Pela janela aberta naquele segundo andar, pude ver o céu sem estrelas, cobertas por nuvens escuras. Olhei uma última vez para Hector, que também parecia encontrar dificuldades para se manter confiante.
— Sempre pensem em quem vocês precisam manter protegidos. Torna as coisas mais fáceis — foi a última coisa que Celso disso antes de fechar a porta que mantinha Hector preso, separando-nos para enfrentar sozinhos qualquer mal que pudesse no alcançar.
✘✘
Nota da autora:
Nesse dia eu sou a mulher mais feliz do mundo. Para quem ainda não soube:
Em Decomposição ganhou o Wattys 2020 na categoria Terror!!
Até hoje não sinto que os agradecimentos que dou a vocês seja o suficiente para retribuir tamanho carinho, confiança e apoio que recebo diariamente. Em Decomposição, e agora Em Desespero, podem ser escritos por mim, mas a presença e a força que vocês me dão foi essencial para essas obras chegarem até aqui.
Eu prometo do fundo do coração que toda a minha dedicação é para um dia conseguir trazer essa série de livros em publicação física (e quem sabe ser notada pela @netflix). Muito obrigada de verdade por terem acompanhado e continuarem acompanhando a jornada da Rebeca por esse mundo pós-apocalíptico. Eu ainda tenho muitos planos e temos muito caminho para cobrir, prometo continuar dando o máximo de mim para tornar essa jornada incrível.
Obrigada mesmo, por tudo.
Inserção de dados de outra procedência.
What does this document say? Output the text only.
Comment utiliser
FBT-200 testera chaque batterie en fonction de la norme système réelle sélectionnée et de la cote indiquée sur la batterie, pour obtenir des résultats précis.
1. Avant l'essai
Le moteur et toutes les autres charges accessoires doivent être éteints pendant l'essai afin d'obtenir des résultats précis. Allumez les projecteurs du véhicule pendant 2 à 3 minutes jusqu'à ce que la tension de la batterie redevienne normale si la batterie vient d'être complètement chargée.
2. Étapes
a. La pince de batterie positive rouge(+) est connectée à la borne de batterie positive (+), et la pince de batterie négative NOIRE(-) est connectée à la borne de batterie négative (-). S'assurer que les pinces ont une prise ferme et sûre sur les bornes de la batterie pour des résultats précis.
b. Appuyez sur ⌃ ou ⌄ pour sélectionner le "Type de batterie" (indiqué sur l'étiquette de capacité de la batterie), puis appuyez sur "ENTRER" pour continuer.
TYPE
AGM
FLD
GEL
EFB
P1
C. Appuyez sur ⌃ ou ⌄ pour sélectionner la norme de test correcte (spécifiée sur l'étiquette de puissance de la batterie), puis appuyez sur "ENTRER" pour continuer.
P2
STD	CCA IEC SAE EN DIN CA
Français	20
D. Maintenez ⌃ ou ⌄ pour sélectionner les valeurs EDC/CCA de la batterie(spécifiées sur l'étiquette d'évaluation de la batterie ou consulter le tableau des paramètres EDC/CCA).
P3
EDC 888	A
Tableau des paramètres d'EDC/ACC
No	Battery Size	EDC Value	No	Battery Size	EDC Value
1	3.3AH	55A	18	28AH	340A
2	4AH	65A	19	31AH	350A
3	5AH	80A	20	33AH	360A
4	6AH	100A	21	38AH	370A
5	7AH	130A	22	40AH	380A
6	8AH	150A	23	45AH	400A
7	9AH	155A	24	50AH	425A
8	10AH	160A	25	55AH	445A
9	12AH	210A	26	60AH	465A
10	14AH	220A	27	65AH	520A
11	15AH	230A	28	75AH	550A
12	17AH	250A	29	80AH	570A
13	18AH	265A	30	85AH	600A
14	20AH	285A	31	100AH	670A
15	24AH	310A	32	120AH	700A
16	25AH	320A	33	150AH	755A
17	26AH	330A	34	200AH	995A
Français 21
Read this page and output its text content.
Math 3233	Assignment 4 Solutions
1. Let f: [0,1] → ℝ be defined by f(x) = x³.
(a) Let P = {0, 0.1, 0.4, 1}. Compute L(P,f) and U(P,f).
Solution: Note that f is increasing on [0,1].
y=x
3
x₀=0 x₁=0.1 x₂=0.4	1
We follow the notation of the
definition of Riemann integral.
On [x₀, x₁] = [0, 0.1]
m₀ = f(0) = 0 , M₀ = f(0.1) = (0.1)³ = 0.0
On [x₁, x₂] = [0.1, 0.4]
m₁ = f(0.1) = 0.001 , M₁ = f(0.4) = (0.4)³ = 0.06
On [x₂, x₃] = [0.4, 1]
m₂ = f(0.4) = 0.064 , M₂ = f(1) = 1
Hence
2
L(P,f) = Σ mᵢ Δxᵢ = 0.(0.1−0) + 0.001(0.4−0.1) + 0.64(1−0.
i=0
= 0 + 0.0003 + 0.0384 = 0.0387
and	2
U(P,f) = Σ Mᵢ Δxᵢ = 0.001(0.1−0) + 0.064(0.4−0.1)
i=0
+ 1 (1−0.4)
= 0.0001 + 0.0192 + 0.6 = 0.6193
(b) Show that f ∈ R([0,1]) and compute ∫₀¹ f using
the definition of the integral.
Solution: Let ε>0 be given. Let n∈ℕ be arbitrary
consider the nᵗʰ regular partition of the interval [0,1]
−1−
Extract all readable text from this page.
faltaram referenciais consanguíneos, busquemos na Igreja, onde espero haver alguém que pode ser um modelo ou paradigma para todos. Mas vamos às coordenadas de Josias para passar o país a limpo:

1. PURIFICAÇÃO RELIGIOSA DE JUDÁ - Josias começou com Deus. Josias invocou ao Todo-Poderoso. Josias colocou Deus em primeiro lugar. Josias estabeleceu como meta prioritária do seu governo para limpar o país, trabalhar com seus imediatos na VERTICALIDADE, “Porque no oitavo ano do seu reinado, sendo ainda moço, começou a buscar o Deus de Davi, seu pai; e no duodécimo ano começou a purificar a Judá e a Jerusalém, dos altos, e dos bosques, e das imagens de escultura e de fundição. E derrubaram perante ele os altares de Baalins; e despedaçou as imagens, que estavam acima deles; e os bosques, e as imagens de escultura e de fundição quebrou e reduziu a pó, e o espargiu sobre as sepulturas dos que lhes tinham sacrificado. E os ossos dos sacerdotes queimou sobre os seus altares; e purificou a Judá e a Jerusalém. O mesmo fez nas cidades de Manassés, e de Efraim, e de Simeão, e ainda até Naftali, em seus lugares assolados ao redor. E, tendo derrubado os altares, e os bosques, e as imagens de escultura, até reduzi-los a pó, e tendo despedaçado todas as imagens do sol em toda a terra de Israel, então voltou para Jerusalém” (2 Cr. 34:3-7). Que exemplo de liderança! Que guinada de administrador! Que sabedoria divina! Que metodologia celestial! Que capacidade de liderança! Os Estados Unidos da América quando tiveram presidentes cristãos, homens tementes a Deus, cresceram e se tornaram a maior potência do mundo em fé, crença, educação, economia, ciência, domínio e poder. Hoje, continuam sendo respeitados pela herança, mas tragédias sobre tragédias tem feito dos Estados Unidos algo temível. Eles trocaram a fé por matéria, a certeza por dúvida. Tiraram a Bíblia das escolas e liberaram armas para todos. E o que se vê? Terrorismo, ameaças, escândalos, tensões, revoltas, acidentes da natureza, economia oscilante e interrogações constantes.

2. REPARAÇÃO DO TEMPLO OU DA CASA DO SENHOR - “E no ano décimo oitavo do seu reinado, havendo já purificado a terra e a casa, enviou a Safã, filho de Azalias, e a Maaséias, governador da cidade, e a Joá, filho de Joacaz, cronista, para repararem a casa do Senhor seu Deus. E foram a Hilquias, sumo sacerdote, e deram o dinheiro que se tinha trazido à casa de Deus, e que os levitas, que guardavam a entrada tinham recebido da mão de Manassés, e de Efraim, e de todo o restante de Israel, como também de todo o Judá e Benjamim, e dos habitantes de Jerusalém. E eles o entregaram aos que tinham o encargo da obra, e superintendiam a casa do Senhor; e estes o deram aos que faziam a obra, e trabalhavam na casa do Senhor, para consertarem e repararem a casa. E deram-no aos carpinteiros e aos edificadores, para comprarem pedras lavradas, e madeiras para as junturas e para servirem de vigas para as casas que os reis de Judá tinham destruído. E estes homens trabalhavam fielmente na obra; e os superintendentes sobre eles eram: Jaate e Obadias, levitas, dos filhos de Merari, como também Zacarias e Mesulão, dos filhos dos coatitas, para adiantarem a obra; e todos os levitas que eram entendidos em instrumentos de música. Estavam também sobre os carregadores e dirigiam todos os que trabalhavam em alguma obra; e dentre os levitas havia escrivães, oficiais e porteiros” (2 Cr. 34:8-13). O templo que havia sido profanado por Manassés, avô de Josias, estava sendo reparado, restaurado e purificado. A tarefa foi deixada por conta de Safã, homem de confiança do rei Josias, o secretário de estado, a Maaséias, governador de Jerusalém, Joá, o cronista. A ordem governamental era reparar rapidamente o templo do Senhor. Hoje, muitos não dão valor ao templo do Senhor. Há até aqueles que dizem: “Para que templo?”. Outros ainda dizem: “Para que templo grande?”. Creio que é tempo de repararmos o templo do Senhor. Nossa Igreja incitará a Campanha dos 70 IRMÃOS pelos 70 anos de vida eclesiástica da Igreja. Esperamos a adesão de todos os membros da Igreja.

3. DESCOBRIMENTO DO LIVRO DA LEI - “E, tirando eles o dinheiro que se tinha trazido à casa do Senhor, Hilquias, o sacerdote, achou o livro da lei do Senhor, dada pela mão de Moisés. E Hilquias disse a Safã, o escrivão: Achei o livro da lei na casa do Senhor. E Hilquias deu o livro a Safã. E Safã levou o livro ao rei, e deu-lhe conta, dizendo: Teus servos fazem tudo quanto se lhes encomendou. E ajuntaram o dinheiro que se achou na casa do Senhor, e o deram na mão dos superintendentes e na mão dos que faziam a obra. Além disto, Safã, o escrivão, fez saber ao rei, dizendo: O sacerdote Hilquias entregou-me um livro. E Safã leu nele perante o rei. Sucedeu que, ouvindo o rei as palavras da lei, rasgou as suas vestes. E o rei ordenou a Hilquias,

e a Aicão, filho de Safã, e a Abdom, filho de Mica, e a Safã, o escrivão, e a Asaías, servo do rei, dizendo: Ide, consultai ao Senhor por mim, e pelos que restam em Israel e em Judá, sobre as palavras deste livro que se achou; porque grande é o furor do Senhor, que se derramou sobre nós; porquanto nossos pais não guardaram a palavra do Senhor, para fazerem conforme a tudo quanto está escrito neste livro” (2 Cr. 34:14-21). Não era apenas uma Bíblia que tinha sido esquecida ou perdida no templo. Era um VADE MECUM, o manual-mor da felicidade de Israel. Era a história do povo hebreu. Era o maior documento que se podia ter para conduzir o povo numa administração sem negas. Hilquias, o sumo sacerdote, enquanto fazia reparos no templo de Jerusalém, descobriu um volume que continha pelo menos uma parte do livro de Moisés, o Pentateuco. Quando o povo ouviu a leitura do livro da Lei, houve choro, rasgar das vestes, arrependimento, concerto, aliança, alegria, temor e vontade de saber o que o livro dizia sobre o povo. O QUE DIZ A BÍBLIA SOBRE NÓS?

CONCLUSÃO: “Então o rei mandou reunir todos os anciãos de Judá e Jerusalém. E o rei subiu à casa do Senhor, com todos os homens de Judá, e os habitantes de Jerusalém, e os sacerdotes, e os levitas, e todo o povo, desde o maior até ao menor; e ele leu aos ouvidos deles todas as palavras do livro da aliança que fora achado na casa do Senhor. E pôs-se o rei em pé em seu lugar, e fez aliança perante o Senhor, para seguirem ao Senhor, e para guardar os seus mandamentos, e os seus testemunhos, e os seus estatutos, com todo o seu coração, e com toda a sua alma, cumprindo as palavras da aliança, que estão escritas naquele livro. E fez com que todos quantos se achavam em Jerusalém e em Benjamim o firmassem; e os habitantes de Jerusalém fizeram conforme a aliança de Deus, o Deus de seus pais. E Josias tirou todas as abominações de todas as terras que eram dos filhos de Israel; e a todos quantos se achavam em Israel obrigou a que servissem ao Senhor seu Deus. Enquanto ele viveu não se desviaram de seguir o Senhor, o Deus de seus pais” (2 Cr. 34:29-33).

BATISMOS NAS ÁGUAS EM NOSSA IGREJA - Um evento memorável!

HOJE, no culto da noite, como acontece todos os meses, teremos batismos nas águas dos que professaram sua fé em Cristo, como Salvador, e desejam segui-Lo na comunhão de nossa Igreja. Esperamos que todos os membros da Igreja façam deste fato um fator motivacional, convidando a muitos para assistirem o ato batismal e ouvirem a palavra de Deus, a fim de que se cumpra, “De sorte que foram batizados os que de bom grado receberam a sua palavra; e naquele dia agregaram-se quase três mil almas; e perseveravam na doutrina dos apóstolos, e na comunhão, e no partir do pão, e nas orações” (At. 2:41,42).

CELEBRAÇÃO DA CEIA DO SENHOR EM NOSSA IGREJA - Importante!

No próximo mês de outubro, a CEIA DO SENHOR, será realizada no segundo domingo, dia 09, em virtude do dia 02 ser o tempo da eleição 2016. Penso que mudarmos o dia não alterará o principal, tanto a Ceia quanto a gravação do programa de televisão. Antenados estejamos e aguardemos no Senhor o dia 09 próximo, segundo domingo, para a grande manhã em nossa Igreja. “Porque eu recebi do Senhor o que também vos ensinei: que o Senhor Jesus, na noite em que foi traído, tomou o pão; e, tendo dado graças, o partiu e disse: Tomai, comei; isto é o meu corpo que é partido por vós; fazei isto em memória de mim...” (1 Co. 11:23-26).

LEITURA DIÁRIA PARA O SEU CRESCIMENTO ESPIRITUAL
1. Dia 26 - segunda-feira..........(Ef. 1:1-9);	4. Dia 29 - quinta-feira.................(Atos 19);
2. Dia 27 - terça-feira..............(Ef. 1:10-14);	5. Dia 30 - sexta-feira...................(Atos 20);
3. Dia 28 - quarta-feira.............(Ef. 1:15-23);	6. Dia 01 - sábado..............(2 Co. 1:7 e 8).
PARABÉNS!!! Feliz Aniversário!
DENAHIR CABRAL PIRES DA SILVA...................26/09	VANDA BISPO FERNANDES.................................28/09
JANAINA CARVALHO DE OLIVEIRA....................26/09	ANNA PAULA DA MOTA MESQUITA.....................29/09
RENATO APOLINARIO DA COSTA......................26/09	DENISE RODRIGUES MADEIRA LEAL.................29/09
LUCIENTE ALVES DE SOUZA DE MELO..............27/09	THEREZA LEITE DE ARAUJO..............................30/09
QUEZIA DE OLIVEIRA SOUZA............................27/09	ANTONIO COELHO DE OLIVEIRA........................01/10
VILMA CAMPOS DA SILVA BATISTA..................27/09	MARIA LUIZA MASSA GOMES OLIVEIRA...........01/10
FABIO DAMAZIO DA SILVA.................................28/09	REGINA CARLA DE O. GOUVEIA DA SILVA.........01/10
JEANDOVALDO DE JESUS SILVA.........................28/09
Vocês não fazem ideia do quão importante são para mim. Prometo que vamos conseguir conquistar o mundo 💕 Sinto mais do que nunca que meus sonhos são possíveis de alcançar.
Desculpem de novo se esse agradecimento não for o suficiente, mas ainda estou simplesmente atordoada de tanta alegria.
É isso que eu queria dizer, hoje é um dia ótimo, então tomem cuidado para não serem mordidos.